Normal Seawolves tickets? Under $20.
Moon Mammoths standing-room tickets? Hundreds or thousands of dollars on StubHub.
Same players. Same field. Same game. New jerseys.
And suddenly, it all feels more valuable.
It seems silly... until we realized that we do the same thing every day.
New clothes. New titles. New filters. Hoping that if we change the outside, the inside will finally feel like enough.
So which comes first? Do we dress better to feel valuable? Or do we understand our worth—and then carry ourselves accordingly?
Here’s what I believe. Our true value doesn’t come from what we wear, what we post, or how we’re perceived. It’s not found in trends, likes, followers, or viral moments. And deep down, we already know that.
But the real question is this: Where DOES our value come from?

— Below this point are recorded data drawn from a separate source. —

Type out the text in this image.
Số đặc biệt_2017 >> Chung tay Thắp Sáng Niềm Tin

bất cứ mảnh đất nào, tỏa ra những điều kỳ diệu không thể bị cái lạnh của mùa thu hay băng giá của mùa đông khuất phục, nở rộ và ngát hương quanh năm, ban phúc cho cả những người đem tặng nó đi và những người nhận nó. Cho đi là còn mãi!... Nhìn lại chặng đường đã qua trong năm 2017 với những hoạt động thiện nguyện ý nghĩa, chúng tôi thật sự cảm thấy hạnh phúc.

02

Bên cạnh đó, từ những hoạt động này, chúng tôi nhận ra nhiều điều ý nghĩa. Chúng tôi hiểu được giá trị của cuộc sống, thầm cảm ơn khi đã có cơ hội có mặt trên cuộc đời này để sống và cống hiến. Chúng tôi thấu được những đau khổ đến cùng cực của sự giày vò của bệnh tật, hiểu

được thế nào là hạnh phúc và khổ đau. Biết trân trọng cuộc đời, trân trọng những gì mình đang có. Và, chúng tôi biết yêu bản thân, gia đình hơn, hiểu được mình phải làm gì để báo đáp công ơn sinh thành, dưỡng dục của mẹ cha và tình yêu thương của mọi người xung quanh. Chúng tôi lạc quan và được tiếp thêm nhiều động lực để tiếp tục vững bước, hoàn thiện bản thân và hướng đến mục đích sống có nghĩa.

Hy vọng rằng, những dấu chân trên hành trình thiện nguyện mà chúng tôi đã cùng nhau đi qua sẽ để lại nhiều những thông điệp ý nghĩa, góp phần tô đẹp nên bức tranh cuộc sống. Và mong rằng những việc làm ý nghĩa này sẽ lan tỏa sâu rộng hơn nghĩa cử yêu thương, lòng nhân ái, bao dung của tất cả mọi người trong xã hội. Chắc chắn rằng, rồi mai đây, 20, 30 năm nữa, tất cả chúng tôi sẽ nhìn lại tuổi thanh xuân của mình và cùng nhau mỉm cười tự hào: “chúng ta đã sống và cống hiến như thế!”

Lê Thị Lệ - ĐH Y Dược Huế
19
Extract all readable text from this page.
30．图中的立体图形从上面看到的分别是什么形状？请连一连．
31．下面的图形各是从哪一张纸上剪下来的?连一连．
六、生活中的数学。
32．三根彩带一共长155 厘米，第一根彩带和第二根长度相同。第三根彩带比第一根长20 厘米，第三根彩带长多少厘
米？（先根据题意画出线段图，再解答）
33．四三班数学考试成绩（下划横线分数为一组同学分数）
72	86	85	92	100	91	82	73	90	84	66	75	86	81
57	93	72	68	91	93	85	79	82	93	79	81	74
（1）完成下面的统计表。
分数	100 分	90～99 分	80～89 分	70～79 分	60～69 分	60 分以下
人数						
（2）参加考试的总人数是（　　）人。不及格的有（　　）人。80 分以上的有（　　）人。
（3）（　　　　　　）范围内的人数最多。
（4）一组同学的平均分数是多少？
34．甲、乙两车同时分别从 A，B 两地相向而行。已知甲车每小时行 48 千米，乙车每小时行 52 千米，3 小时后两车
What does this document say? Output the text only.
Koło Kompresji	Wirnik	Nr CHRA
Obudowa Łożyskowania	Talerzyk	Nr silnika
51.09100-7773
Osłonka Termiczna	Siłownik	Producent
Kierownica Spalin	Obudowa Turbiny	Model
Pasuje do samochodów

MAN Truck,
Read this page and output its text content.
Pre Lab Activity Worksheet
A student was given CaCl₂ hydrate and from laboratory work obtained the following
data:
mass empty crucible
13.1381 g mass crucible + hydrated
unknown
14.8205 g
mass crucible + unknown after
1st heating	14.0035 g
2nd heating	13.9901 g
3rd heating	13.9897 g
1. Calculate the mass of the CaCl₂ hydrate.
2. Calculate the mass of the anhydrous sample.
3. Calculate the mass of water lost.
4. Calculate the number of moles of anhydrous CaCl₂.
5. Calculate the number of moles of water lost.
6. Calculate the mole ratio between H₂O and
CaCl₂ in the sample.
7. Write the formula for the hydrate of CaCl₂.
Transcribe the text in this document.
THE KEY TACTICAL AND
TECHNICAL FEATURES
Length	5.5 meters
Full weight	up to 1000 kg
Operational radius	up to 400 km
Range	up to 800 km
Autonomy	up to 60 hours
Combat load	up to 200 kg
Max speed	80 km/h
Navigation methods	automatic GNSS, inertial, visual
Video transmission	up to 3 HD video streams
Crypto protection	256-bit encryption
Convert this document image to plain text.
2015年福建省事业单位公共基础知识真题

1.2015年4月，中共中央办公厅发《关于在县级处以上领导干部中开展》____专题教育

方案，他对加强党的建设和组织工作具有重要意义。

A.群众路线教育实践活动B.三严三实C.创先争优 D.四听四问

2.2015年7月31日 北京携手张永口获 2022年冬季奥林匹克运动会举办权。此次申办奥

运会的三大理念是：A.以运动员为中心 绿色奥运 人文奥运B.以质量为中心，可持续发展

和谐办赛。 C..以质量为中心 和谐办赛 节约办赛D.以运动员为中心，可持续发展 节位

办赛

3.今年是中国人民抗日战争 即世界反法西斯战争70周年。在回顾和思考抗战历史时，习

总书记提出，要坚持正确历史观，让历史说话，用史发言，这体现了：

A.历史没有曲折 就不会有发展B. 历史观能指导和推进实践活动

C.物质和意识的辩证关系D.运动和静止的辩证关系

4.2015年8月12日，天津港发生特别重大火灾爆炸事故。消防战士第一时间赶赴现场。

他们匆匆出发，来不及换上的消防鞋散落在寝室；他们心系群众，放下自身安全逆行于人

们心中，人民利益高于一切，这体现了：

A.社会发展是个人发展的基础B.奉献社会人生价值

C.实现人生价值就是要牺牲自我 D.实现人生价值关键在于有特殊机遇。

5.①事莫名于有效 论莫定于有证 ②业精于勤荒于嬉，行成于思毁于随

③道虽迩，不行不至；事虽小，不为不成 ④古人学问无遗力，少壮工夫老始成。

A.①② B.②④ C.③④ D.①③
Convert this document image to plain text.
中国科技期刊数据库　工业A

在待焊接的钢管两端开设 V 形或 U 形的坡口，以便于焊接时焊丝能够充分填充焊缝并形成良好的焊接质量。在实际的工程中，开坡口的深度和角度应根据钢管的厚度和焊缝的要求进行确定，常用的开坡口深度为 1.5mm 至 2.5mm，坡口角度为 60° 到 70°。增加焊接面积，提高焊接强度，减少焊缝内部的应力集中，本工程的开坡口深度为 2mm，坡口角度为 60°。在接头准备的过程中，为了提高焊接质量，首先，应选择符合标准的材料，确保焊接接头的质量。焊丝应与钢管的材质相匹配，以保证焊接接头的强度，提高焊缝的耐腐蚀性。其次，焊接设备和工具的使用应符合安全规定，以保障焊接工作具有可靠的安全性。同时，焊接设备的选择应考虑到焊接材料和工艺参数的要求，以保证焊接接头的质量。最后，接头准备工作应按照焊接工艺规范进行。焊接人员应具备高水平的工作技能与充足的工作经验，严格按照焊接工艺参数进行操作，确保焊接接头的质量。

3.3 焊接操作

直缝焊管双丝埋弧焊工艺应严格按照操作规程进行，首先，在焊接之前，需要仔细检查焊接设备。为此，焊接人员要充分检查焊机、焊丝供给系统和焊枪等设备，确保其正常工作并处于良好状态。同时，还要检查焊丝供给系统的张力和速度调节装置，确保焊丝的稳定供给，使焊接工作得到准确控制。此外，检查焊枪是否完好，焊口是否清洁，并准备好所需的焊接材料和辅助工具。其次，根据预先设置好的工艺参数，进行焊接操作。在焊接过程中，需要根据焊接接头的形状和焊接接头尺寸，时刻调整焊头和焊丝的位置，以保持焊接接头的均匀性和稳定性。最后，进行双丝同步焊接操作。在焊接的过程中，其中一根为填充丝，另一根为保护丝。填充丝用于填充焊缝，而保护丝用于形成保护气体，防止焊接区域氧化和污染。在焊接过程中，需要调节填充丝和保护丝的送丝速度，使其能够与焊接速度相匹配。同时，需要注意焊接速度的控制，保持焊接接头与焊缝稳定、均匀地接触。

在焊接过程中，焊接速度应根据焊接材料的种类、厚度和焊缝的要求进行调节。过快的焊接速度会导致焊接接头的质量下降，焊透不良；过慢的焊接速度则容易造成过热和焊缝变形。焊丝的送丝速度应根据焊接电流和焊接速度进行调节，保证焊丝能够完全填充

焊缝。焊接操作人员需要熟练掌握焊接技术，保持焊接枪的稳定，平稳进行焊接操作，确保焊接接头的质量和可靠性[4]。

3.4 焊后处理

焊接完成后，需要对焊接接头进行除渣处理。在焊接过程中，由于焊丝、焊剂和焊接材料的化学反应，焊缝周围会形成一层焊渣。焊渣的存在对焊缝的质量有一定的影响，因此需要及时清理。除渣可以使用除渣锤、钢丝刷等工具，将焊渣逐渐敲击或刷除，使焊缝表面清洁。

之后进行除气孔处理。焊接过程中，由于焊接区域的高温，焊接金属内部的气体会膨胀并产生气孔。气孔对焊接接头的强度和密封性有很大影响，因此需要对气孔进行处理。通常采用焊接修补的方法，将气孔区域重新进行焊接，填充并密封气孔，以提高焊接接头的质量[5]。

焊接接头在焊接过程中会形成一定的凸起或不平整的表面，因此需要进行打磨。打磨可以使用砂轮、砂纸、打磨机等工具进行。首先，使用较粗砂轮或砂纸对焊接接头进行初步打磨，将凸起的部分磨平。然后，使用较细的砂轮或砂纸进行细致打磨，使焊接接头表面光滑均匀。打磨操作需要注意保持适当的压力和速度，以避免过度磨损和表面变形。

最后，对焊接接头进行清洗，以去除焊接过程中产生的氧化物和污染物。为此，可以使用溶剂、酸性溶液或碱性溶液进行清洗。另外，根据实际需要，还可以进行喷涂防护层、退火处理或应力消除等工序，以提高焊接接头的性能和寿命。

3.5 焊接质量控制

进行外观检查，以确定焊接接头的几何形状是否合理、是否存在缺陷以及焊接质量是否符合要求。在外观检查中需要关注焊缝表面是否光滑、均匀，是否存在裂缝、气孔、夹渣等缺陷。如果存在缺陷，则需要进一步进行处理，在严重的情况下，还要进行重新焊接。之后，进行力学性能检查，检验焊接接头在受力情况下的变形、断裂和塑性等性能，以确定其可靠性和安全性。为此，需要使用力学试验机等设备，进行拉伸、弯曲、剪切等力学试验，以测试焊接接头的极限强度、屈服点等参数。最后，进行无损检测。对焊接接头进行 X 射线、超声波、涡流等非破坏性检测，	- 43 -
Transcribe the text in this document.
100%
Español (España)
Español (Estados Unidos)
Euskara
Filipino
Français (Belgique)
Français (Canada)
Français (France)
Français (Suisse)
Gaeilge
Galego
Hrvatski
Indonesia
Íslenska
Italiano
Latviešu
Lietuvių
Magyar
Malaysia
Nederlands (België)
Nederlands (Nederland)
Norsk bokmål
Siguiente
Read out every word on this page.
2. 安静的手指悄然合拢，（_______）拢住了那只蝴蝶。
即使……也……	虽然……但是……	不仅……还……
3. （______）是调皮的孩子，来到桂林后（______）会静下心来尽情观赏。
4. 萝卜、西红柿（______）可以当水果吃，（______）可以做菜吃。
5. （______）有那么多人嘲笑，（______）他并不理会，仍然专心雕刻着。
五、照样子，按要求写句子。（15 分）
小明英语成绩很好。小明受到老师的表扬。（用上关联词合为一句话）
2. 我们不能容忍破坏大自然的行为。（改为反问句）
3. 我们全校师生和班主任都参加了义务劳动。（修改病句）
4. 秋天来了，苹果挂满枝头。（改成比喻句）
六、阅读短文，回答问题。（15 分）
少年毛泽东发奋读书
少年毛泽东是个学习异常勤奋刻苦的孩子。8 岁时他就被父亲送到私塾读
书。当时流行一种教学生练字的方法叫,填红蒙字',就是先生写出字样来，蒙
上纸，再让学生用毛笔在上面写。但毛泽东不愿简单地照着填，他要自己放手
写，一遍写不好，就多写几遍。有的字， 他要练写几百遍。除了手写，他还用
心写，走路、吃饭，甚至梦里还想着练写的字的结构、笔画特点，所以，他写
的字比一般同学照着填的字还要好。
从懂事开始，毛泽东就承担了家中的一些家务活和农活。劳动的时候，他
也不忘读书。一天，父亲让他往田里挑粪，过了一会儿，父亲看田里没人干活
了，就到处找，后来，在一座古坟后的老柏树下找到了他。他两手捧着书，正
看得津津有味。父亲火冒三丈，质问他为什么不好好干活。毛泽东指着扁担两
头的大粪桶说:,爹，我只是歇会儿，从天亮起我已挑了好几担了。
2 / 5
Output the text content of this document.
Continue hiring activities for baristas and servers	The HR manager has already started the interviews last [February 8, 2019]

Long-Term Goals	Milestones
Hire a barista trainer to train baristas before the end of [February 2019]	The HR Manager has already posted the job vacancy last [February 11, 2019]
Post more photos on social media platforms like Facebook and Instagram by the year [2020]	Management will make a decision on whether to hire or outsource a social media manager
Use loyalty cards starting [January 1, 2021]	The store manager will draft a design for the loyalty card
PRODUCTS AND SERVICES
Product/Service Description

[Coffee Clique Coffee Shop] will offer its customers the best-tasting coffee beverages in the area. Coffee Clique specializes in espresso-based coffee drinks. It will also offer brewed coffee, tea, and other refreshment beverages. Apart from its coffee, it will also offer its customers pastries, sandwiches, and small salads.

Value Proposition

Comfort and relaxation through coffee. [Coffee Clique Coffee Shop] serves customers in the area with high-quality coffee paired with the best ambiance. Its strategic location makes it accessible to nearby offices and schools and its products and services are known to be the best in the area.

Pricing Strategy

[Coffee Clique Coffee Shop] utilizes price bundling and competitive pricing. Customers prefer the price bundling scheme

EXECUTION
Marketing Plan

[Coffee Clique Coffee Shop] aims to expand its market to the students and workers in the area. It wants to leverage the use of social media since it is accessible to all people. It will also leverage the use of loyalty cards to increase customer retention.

A dollar doesn’t determine its own worth. Neither does a baseball ticket. Value is always assigned by someone else.
Who decides your worth?
There’s only one valid, unchanging answer to that question: God.
“So God created man in his own image, in the image of God he created him.”
—Genesis 1:27
“Fear not, for I have redeemed you; I have called you by name, you are mine.”
—Isaiah 43:1
That kind of identity doesn’t need validation. It doesn’t rise and fall with public opinion. It doesn’t vanish on bad days or shrink under criticism.
Today you have a choice. You can chase the hype of a new jersey, letting the world tell you what you’re worth.
Or you can live rooted in this truth:
You were chosen, made, and known by the One who created you.
When that is your starting point…
The jersey becomes armor—not identity.
Something you wear, not someone you are.
And that is value no man can change.